10 Credit Card Mistakes You Might Be Making

10 Credit Card Mistakes You Might Be Making

Credit cards are provided by financial institutions and enable the owner to borrow money from that very institution. According to specific terms of the financial institution, cardholders are to pay interest for the card. There are three types of credit cards:

  1.  Standard Cards are also called “plain-vanilla” as they don’t offer any frills or rewards and allow to have a limited revolving balance. These cards provide a line of credit to their users for making purchases or transfers.
  2. Reward Cards offer cashback and benefits from grocery, or dining purchases, or traveling.
  3. Charge Cards do not have spending limits, while they often do not allow unpaid balances to carry from month to month. 

Using a credit card is a great way to build credit and pay for expenses; however, they can damage credit scores and cost lots of money when misused. Let’s now discuss the most common mistakes we make while using a credit card.

Always Making Minimum Payments 

Paying the minimum amount all the time is not recommended, as it can add months, sometimes years, to the time it takes you to pay off the debt. It can also lead the user to fall into debt and gain unnecessary interest charges. Thus, having a payment plan can help you always make stable, on-time payments toward your balance.

 Missing Payment Deadline

Remember, credit card providers do not have the right to add up penalties for late payments up to 30 days. However, if your payment is 30 days or more late, you may have two charges, a late fee, and interest on the balance. Besides, credit card issuers may report to the credit bureaus.

Reaching the Cap of Available Credit

The utilization rate will appear high in case of using the majority or all available credit. This can lower credit scores. It is in the best interest of the cardholders to comprehend their available credit balance, as their balance will increase, moving closer to their maximum credit limit. Once they reached their credit limit, their spending will be capped.

Closing Older Credit Card

One of the main factors making up a credit score is the length of time you have had a credit card. When you close your credit card, the length of your credit history is damaged. It is generally not advised to close especially older credit cards. For example, if you have a 5-year-old credit card and a 2-year credit card, the average year for your credit history is 3.5 years. If you close the older one, your credit age will decrease, reaching two years.

Having Many Inquiries 

It is essential to monitor your credit, but making too many inquiries in a short time period can hurt your credit score. A free credit report once a year is enough to space out your applications for new credit lines. 

Applying for Many Credit Cards

If you apply for a number of credit cards in a short period, the lenders may get suspicious about too many applications. Each credit card application can negatively affect your credit scores. Apply for a new credit card at a certain period of time. 

Ignoring Credit Card Terms

All the cardholders should adhere to credit company terms and conditions to understand how the process is handled. Knowing credit card terms gives you more control over credit card costs. You are determined how to use and what to avoid while using the credit card. Once or twice a year is enough to review the terms of your credit card.

Taking a Cash Advance

Many credit cardholders can convert a portion of their credit limit into cash in the form of a cash advance. At the same time, credit card companies charge higher interest rates on cash advances than on regular purchases. Also, it is necessary to pay an upfront fee for taking a cash advance, five percent, to process the transaction. 

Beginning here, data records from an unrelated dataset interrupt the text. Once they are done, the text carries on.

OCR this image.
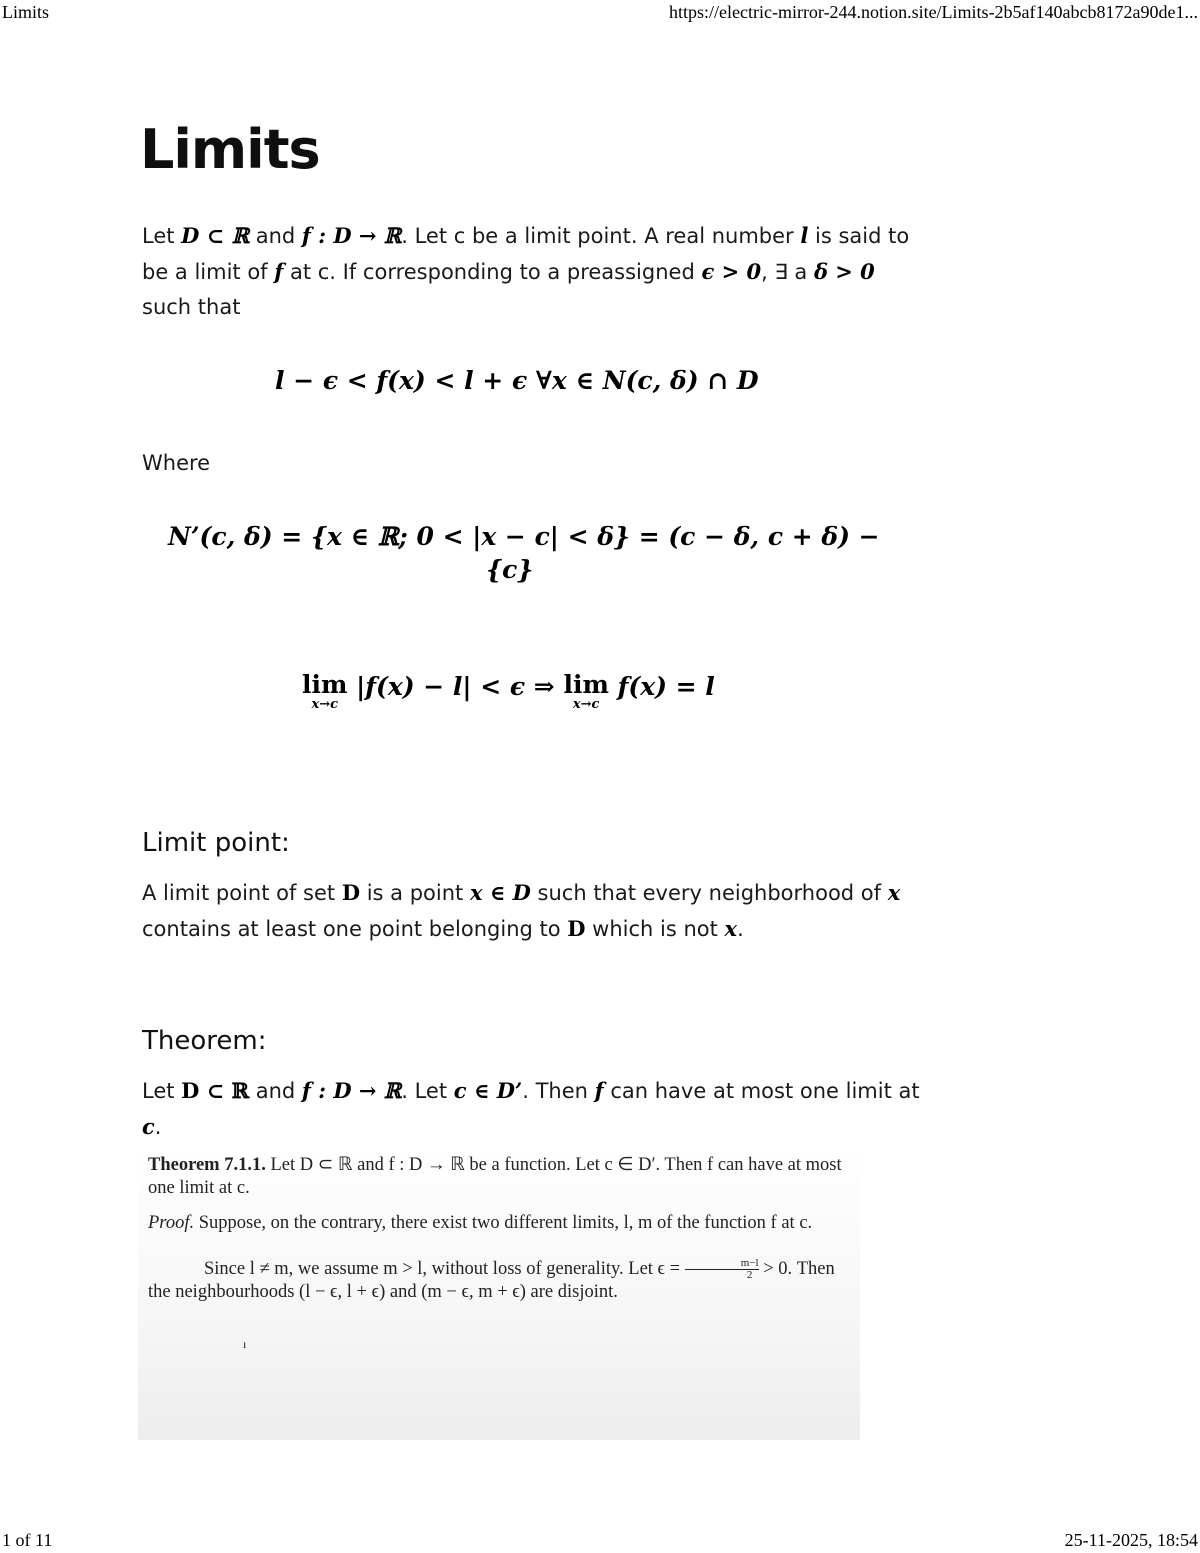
Limits	https://electric-mirror-244.notion.site/Limits-2b5af140abcb8172a90de1...
Limits
Let D ⊂ ℝ and f : D → ℝ. Let c be a limit point. A real number l is said to be a limit of f at c. If corresponding to a preassigned ϵ > 0, ∃ a δ > 0 such that
l − ϵ < f(x) < l + ϵ ∀x ∈ N(c, δ) ∩ D
Where
N’(c, δ) = {x ∈ ℝ; 0 < |x − c| < δ} = (c − δ, c + δ) −
{c}
lim
x→c
|f(x) − l| < ϵ ⇒ lim
x→c
f(x) = l
Limit point:
A limit point of set D is a point x ∈ D such that every neighborhood of x contains at least one point belonging to D which is not x.
Theorem:
Let D ⊂ ℝ and f : D → ℝ. Let c ∈ D’. Then f can have at most one limit at c.

Theorem 7.1.1. Let D ⊂ ℝ and f : D → ℝ be a function. Let c ∈ D′. Then f can have at most one limit at c.

Proof. Suppose, on the contrary, there exist two different limits, l, m of the function f at c.

Since l ≠ m, we assume m > l, without loss of generality. Let $\epsilon = \frac{m-l}{2} > 0$. Then the neighbourhoods (l − ϵ, l + ϵ) and (m − ϵ, m + ϵ) are disjoint.

ı
1 of 11	25-11-2025, 18:54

Using Credit Cards for Everyday Items

Using credit cards for regular purchases is a trap. Making everyday purchases like paying utility bills or buying groceries via credit cards will increase interest charges on necessary items that you should buy directly with cash, a check, or a debit card. 

Paying Medical Bills Via Credit Cards

 Do not pay for medical bills through a credit card; this will add exorbitant interest rates onto your card. You had better obtain a medical credit card to use only for medical expenses, which can be acquired online or through medical providers’ offices.

If used wisely, credit cards can become helpful and convenient financial tools. Avoiding the mistakes mentioned earlier can put you on the right path.